Here’s where most people stop — at the risk. But the more important realisation is that the same mechanism works in your favour, if you use it first.

A few teams have already worked this out. VENDOR.Energy, a deep tech company navigating complex investor due diligence, didn’t leave their interpretation to chance. They built a custom evaluation prompt, a structured set of instructions that tells any AI analysing them what to read first, in what order, and what conceptual framework to apply before drawing conclusions. They’re not waiting to be misread, they’re briefing the reader before it reads.

You don’t need to be in deep tech for this approach to work. The principle is the same for any business: use AI to analyse your own materials before anyone else does. Watch where it makes assumptions. Notice where it fills in gaps you didn’t know you’d left open. Find the assumption it confidently makes that isn’t actually true — and then decide whether to close that gap in your logic, your communications, or both.

The value of doing this isn’t primarily about controlling the message. It’s about seeing your business the way everyone else already is. Founders are too close to what they’ve built to spot the assumptions that are load-bearing but untested. An AI reading your materials has no such familiarity. It just reads what’s there, infers what isn’t, and hands you back a version of your business that might be the most honest outside perspective you’ve ever received.

What actually changes the outcome

Most instincts here run toward a content fix — better copy, a cleaner whitepaper, tighter messaging. Those things matter at the margin. But the more fundamental question is: what does this business actually depend on?

Almost every strategy is held together by a small number of assumptions. Often one that matters more than the rest — the thing that, if wrong, makes the rest of the logic stop holding. The purpose of finding it isn’t to write a better pitch. It’s to stress-test whether the commercial logic is actually sound, without the over-familiarity that comes from having built the thing yourself.

Once it holds under your own scrutiny, communication becomes straightforward. And once it’s communicated clearly, the reading that circulates — through AI tools, through analysts, through anyone who encounters your business before they meet you — is far more likely to be one you’d recognise.

That’s the real opportunity. Not reputation management. Not better positioning.
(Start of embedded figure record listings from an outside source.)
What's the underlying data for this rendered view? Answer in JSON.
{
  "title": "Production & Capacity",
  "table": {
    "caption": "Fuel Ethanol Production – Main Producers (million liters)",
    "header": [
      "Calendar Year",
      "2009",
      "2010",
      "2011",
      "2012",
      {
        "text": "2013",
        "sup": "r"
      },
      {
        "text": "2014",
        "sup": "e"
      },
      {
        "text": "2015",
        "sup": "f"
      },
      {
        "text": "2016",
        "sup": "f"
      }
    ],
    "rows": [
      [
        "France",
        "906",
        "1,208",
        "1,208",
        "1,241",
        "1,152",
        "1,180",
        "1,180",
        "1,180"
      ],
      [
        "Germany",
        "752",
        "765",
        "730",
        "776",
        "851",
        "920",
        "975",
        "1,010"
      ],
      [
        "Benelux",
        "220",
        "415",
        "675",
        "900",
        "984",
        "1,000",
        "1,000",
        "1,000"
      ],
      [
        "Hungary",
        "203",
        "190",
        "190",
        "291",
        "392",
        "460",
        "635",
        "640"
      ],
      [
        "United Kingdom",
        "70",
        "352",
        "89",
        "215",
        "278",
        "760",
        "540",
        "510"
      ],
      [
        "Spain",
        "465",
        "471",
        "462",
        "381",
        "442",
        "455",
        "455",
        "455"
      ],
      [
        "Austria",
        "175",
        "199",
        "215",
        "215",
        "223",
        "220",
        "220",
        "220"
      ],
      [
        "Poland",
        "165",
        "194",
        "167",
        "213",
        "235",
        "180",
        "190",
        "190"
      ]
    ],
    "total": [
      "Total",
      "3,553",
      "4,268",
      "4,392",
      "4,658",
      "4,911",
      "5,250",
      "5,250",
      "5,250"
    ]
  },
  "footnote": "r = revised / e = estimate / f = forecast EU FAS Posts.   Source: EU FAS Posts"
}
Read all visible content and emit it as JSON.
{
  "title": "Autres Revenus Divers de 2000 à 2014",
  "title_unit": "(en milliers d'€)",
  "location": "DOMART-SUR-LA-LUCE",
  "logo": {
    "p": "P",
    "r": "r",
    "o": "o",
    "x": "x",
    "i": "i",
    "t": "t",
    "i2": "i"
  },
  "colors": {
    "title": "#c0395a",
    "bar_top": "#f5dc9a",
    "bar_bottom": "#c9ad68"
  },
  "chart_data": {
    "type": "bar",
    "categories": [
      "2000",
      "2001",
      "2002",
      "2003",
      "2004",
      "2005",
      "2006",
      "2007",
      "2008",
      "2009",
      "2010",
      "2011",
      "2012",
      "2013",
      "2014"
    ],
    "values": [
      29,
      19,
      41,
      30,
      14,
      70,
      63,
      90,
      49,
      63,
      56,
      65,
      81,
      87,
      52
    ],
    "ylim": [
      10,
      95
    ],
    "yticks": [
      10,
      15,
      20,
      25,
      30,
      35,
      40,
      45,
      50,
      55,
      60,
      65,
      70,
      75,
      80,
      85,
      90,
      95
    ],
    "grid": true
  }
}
The chance to see your own business more clearly than you have before, fix what doesn’t hold, and walk into every room knowing that the version of you that arrived first is one you shaped.

The only question is who reads your business first

For a long time, controlling the narrative meant being good at telling your story. That still matters. But the version of that control that holds up now, in a world where AI is reading your business before most humans do, comes from having a logic that’s clear enough and tested enough that it doesn’t depend on your presence to be understood correctly.

Your business is already being read, compared, and broken down at speed, by tools being used by the people whose decisions matter most to you. The only question is whether you’ve reviewed your own business first, and whether what you found made you stronger or just more surprised.